In a specific application example, the specific process of framing in step S2 may include:
step S201: framing the filtered data;
step S202: according to the characteristics of the short period signal and the real-time requirement, the short period frame can adopt a signal segment (less than 2 s) with the length of 2-5s or less as one frame;
step S203: depending on the long period signal characteristics and accuracy requirements, long period frames may employ signal segments (greater than 20 s) of 10-20s or longer as a frame.
In a specific application example, in step S3, the specific process of extracting signal features and identifying may include:
step S301: for a short period frame, as the data quantity of the original signal segment is less and the operation quantity is relatively less, the feature extraction can use richer details and multiple dimensions to extract the features so as to improve the recognition performance of the algorithm; the output of the classifier is also a short period signal corresponding class, such as pedestrians, vehicles.
Step S302: for long period frames, such as mining, because the data volume of the original signal segment is larger, details need to be ignored in order to meet the operation requirement of the embedded system, main features are extracted as far as possible, and the operation volume is reduced; the classifier output is also a long period signal corresponding class, such as mining.
In a specific application example, the specific process of identifying the result fusion output in step S4 may include:
for short period signals, the classification result of the short period frames is preferentially used.
The classification result of the long period frame is preferentially used. In the test process, the recognition result of the long period frame is found to have better performance, so that when the recognition results are inconsistent, the recognition result of the long period frame is used as output.

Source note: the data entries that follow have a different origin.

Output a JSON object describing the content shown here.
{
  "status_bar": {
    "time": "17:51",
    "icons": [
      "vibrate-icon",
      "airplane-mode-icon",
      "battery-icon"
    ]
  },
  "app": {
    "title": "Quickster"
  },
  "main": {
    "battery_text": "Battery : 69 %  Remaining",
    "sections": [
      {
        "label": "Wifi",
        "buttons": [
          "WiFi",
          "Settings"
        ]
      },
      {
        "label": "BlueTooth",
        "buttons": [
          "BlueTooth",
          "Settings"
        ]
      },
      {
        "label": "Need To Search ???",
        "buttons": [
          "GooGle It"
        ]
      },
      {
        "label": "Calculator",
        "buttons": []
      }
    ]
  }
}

Referring to fig. 2-5, the training performance of selecting 4s and 10s frame lengths is compared, taking the recognition of pedestrians and excavation signals as an example. It can be seen that for short periodic signals, increasing from 4s to 10s, the test set F1 improves recognition performance by about 1%. For long period signals, the test set F1 improves recognition performance by about 3%. Therefore, considering both real-time performance and recognition performance, short-period signals are suitable for using shorter frames, and long-period signals are suitable for using longer frames. The invention performs differentiation processing according to the characteristics of long and short periodic signals. A longer time window is used for long period signals and thus a higher accuracy can be obtained. For short periodic signals, better real-time performance can be obtained by using a shorter observation time window. And through the fusion of the results of the two classifiers, the identification of the long and short periodic signals can be considered.
The method of the invention is realized on a common singlechip with FPU, has simple, convenient and reliable algorithm and high accuracy, can detect pedestrians, vehicles, excavation and blasting in real time, has been applied and verified in a plurality of industries, and has great practical value.
The above is only a preferred embodiment of the present invention, and the protection scope of the present invention is not limited to the above examples, and all technical solutions belonging to the concept of the present invention belong to the protection scope of the present invention. It should be noted that modifications and adaptations to the invention without departing from the principles thereof are intended to be within the scope of the invention as set forth in the following claims.